Taxonomic Identification Summary by Observer
Observer	N Transects	Mean Taxa/Transect	Median Taxa/Transect	2.5% Quantile	97.5% Quantile	Mean Genera/Transect	Mean Families/Transect	Total Unique Taxa	Total Unique Genera	Total Unique Families	N Observations
Observer C	31	8.84	9	2.75	14	6.77	5.26	52	30	17	429
Observer A	141	7.56	8	2.50	13	5.84	4.31	72	38	21	1730
Observer B	47	7.49	8	2.00	13	5.74	4.32	50	29	16	561

Taxonomic Resolution Comparison

Show the code

# Filter to observers with at least 5 transects
observer_taxonomy_filtered <- observer_taxonomy %>%
  filter(n_transects >= 5)

ggplot(observer_taxonomy_filtered,
       aes(x = reorder(observers, mean_taxa_per_transect),
           y = mean_taxa_per_transect)) +
  geom_col(fill = "#4287f5", alpha = 0.7, color = "black", linewidth = 0.3) +
  geom_errorbar(aes(ymin = q025_taxa, ymax = q975_taxa),
                width = 0.3, linewidth = 0.5) +
  coord_flip() +
  labs(
    title = "Taxonomic Identification by Observer",
    subtitle = "Observers with ≥5 transects shown; error bars show 95% quantiles (2.5% - 97.5%)",
    x = "Observer",
    y = "Mean Unique Taxa per Transect"
  ) +
  theme_classic() +
  theme(
    axis.text = element_text(size = 10, colour = "black"),
    axis.title = element_text(size = 12, colour = "black"),
    plot.title = element_text(size = 14, face = "bold", hjust = 0.5),
    plot.subtitle = element_text(size = 11, hjust = 0.5, color = "gray30")
  )

Observer Pairing Patterns

Show the code

# Identify common observer pairings using sample events
observer_pairs <- sampleevents_data %>%
  filter(str_detect(observers, ",")) %>%  # Only multi-observer sample events
  count(observers, sort = TRUE) %>%
  head(10)

kable(observer_pairs,
      col.names = c("Observer Pair", "N Sample Events"),
      caption = "Top 10 Most Common Observer Pairings (at sample event level)")
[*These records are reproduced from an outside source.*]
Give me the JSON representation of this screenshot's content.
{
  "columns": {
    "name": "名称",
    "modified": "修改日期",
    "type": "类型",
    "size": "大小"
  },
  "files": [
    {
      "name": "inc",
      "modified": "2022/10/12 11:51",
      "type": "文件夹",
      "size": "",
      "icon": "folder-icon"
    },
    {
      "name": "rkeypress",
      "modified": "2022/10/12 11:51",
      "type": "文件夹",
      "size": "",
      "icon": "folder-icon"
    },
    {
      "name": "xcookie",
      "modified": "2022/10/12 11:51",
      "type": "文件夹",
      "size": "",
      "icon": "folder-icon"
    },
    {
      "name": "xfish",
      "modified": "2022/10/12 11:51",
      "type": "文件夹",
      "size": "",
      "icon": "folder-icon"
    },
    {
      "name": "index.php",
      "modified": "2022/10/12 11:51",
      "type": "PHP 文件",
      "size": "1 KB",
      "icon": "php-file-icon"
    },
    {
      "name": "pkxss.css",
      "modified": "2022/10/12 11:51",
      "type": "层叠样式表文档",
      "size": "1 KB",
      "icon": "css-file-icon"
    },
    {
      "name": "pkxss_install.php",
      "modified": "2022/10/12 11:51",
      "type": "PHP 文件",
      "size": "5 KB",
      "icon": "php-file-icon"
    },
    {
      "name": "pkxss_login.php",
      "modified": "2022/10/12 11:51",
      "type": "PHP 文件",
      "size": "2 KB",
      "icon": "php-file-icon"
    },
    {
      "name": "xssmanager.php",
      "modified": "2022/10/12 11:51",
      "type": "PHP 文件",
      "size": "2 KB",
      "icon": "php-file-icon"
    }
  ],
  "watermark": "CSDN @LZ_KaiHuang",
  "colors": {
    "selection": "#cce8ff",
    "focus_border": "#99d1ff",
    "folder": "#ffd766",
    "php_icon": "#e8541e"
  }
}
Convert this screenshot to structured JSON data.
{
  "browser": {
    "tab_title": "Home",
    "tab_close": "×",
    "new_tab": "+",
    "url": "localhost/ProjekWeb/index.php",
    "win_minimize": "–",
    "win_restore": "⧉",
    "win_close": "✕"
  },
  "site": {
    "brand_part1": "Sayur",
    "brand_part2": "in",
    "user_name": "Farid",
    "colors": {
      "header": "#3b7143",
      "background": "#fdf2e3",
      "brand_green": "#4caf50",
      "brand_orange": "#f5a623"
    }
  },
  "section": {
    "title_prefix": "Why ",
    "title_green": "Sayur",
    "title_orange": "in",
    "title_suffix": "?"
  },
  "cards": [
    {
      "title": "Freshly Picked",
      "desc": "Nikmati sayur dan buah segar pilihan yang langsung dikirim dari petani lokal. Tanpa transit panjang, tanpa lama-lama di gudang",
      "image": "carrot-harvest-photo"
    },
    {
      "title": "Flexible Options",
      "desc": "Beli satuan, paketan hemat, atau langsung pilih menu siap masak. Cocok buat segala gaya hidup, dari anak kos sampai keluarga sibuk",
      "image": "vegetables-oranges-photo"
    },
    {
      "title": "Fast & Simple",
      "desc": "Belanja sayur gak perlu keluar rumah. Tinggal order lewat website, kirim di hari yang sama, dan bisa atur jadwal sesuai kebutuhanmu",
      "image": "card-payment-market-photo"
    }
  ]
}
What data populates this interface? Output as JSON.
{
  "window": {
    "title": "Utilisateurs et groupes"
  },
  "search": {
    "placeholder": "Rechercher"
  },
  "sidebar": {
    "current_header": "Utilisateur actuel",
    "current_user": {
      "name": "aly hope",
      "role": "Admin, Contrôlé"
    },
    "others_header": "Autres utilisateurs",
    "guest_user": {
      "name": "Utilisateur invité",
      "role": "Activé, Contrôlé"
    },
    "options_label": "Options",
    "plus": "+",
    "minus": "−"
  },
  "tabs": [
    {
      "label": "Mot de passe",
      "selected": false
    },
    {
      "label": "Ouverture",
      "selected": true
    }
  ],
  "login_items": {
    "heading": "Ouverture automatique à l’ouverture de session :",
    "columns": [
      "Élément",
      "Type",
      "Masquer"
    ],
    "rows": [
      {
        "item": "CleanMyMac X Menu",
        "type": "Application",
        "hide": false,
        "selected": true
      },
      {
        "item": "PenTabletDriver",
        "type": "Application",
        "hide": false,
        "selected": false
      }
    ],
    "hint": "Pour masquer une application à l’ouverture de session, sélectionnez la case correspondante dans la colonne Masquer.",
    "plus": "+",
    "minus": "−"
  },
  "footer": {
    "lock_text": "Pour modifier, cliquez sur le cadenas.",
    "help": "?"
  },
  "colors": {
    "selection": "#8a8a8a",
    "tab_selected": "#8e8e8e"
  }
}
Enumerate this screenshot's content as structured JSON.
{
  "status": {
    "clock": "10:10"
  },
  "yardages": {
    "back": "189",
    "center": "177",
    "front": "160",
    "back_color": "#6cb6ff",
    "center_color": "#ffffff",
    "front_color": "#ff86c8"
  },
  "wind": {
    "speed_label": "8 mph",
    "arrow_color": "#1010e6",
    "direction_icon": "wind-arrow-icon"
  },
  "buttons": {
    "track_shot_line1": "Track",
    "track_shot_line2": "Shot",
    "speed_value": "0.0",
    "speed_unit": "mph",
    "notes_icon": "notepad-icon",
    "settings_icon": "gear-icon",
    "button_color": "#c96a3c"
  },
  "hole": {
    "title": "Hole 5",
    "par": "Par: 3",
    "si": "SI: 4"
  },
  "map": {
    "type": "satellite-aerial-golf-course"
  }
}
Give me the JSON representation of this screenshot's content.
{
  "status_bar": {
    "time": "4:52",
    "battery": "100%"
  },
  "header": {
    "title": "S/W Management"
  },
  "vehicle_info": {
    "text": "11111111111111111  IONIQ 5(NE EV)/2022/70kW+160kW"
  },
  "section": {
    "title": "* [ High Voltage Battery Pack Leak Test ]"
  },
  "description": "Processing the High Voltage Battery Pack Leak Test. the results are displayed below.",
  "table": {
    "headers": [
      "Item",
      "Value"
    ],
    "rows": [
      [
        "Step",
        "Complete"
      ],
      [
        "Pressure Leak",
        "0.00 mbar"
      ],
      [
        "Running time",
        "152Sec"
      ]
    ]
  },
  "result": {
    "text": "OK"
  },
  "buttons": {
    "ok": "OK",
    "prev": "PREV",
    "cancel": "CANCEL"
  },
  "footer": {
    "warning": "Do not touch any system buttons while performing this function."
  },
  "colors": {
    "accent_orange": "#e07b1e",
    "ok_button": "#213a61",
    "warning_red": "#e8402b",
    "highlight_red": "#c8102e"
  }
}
Top 10 Most Common Observer Pairings (at sample event level)
Observer Pair	N Sample Events
Observer A, Observer B	12
Observer C, Observer A	2
Observer C, Observer A, Observer B	2
Observer C, Observer B	2

Outlier Detection

High Biomass Observations

Identifying sample events with unusually high fish biomass (top 10%).

Show the code

# Calculate 90th percentile
biomass_90th <- quantile(sampleevents_data$biomass_kgha_avg, 
                         probs = 0.90, na.rm = TRUE)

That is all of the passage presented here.